A maggio del 2020, una mia amica di Boston è morta di COVID e ho intenzione di fare una raccolta di sangue in suo onore. Era la direttrice della partnership nazionali per i servizi del sangue della Croce Rossa e non riesco a immaginare nulla di più adatto di questo. Non c’è nulla che possa sostituire l’aiuto reciproco tra le persone. Ciò che è accaduto l'11 settembre sul volo United 93, al Pentagono e all'interno delle torri con i vigili del fuoco e altre agenzie che si aiutavano a vicenda è una lezione che risuona nel tempo.


Undicisettembre: Cosa pensi delle teorie del complotto secondo le quali l'11 settembre è stato un inside job e nessun areo si è schiantato in Pennsylvania?

Victoria Connor: È falso, è disinformazione.


Undicisettembre: Come paragoneresti la crisi dopo l'11 settembre alla crisi che il paese sta vivendo ora per il COVID-19?

Victoria Connor: È uno scenario completamente diverso, il COVID è un nemico che non si vede e per cui non esiste un antidoto al momento.
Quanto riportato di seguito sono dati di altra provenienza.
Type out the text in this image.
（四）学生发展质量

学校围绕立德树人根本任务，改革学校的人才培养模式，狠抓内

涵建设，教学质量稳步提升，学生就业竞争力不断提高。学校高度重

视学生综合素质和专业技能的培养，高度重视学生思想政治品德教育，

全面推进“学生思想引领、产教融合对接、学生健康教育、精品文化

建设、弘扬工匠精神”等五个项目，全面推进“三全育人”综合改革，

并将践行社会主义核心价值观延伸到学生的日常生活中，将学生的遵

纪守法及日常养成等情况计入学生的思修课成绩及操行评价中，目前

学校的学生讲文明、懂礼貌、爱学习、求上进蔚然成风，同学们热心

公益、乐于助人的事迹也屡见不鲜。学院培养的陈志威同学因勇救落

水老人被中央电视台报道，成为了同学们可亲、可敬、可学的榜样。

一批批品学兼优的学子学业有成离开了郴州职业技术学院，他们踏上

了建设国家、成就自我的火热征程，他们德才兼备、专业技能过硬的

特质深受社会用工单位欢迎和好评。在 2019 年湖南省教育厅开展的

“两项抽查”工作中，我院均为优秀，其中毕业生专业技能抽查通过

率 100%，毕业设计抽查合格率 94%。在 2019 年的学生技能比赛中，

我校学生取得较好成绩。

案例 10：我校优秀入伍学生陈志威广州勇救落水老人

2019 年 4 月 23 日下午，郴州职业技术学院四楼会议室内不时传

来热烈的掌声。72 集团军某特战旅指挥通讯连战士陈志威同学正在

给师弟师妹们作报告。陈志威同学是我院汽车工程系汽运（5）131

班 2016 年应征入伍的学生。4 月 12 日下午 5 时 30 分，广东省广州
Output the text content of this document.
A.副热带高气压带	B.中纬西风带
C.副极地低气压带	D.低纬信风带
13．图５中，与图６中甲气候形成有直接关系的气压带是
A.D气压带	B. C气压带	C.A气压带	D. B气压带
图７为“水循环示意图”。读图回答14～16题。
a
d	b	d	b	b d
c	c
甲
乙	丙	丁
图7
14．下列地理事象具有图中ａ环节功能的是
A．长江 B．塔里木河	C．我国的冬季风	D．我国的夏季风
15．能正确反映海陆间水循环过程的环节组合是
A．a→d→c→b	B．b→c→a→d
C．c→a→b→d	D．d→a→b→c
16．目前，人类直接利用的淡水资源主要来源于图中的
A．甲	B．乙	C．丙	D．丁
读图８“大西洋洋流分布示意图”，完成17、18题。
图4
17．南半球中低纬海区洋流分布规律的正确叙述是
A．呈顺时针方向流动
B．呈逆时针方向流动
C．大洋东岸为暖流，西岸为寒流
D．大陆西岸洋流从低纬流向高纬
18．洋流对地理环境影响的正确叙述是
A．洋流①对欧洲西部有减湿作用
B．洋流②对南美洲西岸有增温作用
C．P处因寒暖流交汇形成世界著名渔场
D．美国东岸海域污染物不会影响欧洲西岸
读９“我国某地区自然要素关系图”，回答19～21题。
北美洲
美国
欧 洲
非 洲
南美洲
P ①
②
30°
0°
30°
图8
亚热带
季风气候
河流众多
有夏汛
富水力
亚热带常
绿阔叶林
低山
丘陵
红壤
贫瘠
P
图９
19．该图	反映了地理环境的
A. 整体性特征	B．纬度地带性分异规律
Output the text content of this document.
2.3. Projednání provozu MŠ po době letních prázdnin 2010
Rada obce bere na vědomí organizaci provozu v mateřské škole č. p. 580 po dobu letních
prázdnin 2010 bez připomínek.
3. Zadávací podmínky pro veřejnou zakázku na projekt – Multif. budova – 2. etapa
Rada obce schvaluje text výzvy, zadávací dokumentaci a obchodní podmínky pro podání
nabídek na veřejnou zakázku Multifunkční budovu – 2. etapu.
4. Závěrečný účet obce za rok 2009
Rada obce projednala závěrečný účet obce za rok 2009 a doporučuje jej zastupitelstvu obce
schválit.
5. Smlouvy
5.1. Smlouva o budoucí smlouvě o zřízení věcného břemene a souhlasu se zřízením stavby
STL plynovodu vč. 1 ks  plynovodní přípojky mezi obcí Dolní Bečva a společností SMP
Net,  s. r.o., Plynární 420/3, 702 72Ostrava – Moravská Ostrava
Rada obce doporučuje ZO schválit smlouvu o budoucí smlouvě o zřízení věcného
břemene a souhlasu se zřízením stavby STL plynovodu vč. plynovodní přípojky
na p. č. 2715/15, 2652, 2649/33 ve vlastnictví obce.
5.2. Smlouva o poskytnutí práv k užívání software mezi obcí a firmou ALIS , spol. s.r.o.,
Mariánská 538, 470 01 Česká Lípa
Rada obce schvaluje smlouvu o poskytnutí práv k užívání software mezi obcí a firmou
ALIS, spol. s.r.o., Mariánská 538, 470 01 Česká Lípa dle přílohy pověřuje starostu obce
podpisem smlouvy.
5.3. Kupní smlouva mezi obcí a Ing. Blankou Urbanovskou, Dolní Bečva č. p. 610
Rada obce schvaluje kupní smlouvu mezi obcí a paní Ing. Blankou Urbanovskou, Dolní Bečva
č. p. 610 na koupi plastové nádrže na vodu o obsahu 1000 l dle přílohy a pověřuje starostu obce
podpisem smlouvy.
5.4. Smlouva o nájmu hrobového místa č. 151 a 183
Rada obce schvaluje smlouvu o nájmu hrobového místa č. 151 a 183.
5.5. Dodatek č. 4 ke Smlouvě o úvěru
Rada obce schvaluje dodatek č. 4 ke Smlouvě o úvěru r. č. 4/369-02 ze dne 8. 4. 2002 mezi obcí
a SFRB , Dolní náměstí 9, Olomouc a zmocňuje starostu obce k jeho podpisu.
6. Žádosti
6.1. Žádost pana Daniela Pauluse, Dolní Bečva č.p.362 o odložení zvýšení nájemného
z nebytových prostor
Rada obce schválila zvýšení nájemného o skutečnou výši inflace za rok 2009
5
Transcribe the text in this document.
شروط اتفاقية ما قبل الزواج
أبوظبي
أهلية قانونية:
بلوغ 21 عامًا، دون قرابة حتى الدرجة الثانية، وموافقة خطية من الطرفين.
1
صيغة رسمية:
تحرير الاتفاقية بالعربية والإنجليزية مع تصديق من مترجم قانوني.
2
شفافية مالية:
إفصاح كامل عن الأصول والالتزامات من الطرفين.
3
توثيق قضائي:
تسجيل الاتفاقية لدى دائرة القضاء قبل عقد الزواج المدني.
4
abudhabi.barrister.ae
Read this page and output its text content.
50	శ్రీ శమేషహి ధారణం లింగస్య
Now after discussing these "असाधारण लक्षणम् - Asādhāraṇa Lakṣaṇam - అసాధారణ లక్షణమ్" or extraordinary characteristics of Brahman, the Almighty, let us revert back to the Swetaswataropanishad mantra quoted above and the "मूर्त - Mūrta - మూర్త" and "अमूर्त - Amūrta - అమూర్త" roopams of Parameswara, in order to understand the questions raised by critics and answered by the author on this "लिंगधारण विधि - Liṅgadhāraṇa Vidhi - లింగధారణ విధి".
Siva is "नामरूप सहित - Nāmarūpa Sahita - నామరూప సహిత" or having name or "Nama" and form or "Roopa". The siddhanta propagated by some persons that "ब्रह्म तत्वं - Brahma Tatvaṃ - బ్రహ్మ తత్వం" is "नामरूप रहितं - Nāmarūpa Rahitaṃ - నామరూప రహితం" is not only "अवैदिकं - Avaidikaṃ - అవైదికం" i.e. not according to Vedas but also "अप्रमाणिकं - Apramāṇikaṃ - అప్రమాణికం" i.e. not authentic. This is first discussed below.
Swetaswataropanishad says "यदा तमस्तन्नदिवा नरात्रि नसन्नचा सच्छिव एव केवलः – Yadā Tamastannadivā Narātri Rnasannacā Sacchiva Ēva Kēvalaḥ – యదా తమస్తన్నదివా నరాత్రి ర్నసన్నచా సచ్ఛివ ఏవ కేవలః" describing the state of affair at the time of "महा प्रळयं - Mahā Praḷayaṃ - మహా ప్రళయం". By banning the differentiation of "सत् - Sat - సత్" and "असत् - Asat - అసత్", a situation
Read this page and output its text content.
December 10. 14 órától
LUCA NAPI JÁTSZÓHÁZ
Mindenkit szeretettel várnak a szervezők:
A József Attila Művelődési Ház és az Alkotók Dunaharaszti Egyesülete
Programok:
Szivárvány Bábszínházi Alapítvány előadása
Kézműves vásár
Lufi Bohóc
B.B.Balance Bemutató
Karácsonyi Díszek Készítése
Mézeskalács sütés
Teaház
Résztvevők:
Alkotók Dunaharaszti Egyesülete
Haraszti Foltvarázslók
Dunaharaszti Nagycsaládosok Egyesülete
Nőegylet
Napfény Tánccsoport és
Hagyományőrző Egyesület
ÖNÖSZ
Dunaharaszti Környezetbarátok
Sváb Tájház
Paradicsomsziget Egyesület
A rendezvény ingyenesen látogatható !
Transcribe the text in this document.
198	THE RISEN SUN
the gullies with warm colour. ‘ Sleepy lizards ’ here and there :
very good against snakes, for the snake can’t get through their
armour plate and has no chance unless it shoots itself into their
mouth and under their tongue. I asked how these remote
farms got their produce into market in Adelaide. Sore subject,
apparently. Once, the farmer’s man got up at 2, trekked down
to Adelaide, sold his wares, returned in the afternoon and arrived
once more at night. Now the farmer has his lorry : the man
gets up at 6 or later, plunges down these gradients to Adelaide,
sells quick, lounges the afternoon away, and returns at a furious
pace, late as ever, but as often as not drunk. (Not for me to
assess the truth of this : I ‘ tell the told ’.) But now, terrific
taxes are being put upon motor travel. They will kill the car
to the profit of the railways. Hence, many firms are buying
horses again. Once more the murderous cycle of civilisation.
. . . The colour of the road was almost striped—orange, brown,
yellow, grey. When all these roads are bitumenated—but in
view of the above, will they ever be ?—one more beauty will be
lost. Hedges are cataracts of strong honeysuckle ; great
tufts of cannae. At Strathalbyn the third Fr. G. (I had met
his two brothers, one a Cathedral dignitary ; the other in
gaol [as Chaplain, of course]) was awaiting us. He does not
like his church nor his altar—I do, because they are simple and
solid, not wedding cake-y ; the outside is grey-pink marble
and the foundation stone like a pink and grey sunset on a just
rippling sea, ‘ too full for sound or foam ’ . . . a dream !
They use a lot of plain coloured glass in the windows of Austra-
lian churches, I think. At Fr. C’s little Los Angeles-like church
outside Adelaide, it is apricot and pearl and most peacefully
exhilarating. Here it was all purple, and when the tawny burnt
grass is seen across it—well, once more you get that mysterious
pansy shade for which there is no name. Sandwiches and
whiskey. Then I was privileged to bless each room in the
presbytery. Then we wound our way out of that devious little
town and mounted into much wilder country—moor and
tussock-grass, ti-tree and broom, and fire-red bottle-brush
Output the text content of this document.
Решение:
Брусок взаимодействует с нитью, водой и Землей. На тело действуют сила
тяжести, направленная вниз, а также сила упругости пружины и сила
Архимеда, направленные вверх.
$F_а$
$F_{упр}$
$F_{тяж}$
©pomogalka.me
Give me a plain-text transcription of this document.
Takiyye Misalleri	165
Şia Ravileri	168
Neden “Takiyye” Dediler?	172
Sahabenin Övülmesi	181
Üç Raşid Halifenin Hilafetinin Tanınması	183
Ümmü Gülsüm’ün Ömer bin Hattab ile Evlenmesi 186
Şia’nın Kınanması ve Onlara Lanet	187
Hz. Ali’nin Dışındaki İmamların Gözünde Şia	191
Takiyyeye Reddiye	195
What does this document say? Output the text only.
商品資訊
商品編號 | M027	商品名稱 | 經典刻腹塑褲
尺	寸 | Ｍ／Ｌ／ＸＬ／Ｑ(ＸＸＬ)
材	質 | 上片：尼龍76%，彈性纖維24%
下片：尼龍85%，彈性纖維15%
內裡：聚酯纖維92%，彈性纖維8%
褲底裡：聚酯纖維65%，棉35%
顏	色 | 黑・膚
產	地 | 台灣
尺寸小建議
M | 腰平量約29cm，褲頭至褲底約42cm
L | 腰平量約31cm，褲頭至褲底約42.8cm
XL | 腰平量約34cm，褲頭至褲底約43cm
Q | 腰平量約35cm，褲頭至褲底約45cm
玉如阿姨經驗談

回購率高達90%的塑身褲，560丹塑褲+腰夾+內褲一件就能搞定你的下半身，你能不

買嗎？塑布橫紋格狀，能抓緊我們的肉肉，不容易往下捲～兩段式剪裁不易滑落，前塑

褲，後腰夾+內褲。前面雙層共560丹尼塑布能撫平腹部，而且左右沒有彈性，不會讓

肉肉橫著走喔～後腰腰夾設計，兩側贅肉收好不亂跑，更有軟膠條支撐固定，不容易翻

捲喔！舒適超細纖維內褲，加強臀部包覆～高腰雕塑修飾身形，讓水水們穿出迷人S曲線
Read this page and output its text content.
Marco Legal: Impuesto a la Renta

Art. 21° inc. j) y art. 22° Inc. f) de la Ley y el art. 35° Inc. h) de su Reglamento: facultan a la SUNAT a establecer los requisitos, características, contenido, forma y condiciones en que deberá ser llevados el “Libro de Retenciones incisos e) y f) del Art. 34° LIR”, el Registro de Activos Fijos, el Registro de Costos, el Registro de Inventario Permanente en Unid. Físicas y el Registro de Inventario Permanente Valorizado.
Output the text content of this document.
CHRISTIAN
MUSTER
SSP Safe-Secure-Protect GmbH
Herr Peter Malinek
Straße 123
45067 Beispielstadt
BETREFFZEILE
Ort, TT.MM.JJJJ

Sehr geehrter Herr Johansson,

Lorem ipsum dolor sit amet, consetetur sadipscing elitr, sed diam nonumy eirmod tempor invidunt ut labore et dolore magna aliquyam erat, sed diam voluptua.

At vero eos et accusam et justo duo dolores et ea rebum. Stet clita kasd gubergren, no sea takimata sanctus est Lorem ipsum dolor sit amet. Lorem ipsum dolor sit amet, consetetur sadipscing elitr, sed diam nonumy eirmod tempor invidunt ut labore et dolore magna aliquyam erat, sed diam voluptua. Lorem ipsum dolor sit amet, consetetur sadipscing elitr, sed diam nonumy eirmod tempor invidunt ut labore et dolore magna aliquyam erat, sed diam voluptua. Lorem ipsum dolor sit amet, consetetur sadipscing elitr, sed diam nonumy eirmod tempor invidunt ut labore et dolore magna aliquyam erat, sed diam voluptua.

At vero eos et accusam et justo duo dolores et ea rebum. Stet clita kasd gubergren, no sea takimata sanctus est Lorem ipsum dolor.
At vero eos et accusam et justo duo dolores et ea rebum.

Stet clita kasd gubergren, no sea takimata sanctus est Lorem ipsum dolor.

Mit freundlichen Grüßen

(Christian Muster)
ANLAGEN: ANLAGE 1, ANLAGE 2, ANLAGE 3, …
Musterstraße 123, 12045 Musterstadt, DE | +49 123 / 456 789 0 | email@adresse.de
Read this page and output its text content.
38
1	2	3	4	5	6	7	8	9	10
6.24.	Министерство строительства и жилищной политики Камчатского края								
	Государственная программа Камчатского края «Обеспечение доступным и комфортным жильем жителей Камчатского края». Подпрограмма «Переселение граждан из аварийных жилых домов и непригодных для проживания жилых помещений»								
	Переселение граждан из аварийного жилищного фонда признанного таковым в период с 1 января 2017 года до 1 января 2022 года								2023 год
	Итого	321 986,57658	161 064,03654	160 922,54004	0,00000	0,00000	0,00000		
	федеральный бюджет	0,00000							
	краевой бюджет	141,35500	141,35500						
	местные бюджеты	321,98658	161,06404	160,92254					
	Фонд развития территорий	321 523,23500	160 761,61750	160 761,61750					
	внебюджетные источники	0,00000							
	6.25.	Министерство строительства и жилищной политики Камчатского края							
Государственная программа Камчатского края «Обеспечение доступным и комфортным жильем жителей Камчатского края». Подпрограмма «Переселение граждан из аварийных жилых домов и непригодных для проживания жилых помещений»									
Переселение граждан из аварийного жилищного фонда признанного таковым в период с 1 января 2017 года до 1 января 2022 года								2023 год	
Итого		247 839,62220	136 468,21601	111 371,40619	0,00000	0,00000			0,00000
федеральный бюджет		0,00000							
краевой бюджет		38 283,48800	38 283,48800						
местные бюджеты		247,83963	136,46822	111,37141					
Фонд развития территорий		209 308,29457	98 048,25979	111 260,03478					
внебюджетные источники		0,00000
Non è possibile fare un paragone, se non per il fatto che i donatori di sangue o di plasma sono incredibilmente necessari, dobbiamo sostenere i nostri assistenti sanitari e chi è impegnato in prima linea. È un’emergenza completamente diversa, ma la necessità per le persone di aiutarsi a vicenda e di lavorare insieme è la stessa, anzi forse è maggiore.